# word of the not so wise



## dany (Aug 21, 2001)

ive always been told dont trust a chain binder. well the old guys were right. today straping down my fathers bulldozer on the flatbed i tightened the binder and i think the chain was in the way so it didnt go all the way. hit me in the face put a hole right through the skin below my lip i could put my tounge out threw, lostened a bottom tooth and chipped three top teeth drove one of them into my gum the other right back. 7 stiches and a visit to the dentist iam still in pain. iam going to need root canals on two teeth. pray the bottom one heals and caps on the chipped teeth my day sucked. but back to work ive got to go get the thing tomorrow and head aint going near a binder till i forget what happed and get hit again.


----------



## 2401 (Feb 3, 2001)

*Them old guys know what they're talking about...........*

A few years back when I drove for a living, one of our guys got hit with a chain binder while unloading. Although the binder itself didn't injure him, the 5 foot fall off the trailer did - he sustained head injuries and isn't driving any more.

Hope you heal up quick - painful lesson.


----------



## guido (May 13, 2001)

*Man thats nooo fun!*

I know the dangers of the binders, and I'm usually pretty careful with them. Only once I got one flung back on me and it was my hand between the binder and the hard rubber track on a paver.

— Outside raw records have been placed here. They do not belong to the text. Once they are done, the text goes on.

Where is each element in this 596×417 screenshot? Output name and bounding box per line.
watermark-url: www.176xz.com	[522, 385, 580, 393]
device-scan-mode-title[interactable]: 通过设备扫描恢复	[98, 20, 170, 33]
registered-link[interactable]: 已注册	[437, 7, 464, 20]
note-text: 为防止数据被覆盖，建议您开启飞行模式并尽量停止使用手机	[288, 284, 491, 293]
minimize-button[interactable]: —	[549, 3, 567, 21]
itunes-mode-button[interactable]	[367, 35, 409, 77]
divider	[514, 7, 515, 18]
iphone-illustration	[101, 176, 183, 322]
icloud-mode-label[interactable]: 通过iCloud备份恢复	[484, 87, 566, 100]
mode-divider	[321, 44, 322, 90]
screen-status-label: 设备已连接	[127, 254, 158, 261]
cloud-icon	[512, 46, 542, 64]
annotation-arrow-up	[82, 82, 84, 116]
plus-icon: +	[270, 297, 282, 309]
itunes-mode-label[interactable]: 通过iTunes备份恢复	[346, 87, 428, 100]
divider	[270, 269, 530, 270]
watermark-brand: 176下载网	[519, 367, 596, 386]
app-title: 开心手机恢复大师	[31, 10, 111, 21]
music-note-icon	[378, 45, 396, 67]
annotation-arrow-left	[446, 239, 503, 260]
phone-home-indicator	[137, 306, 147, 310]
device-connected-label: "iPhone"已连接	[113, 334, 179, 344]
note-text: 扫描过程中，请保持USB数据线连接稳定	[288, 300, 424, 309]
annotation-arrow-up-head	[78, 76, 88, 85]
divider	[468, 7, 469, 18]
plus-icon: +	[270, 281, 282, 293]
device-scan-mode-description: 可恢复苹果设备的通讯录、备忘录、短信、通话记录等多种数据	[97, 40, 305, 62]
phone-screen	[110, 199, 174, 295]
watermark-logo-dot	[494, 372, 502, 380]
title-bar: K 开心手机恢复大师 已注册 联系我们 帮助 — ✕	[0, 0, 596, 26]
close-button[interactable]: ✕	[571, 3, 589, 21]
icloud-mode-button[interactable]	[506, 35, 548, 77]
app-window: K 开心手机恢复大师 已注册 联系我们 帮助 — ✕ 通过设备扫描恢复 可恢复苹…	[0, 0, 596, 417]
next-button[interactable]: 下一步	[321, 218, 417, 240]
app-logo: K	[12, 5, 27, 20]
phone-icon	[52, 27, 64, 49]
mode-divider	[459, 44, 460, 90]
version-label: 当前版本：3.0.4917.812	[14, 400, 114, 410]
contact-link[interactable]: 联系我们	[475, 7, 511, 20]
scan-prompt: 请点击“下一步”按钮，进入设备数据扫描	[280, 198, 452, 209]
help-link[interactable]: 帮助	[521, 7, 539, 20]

It didn't feel pretty (of course Mr. Safety didn't have his gloves on!) but its better than your smack in the face!

Hope you feel better and sorry about your accident!


----------



## diggerman (May 19, 2001)

I'm sorry to hear about your bad day, one thing you might think about is to start using only rachet binders. They allow you to tighten a load very tight with out using a cheater bar or the fear of getting your finger pinched or smacked in the face. Just a thought hope you heal quickly.


----------



## CT18fireman (Nov 30, 2000)

I have gone to ratchets exclusively. I still have binders but I have not used them in a long time. Just easier with ratchets.


----------



## 2401 (Feb 3, 2001)

In addition to damaging one's face, chain binders can also do a nasty number on your thumb. 

I've seen a lot of people with their thumb wrapped around the handle when taking a binder off. I always show them the method of keeping your hand open so if it does go SNAP! it doesn't take the thumb with it.

Some pay attention, some don't..................................


----------



## plowjockey (Dec 3, 2000)

The ones that don't, will have trouble hitch-hiking.

Bruce


----------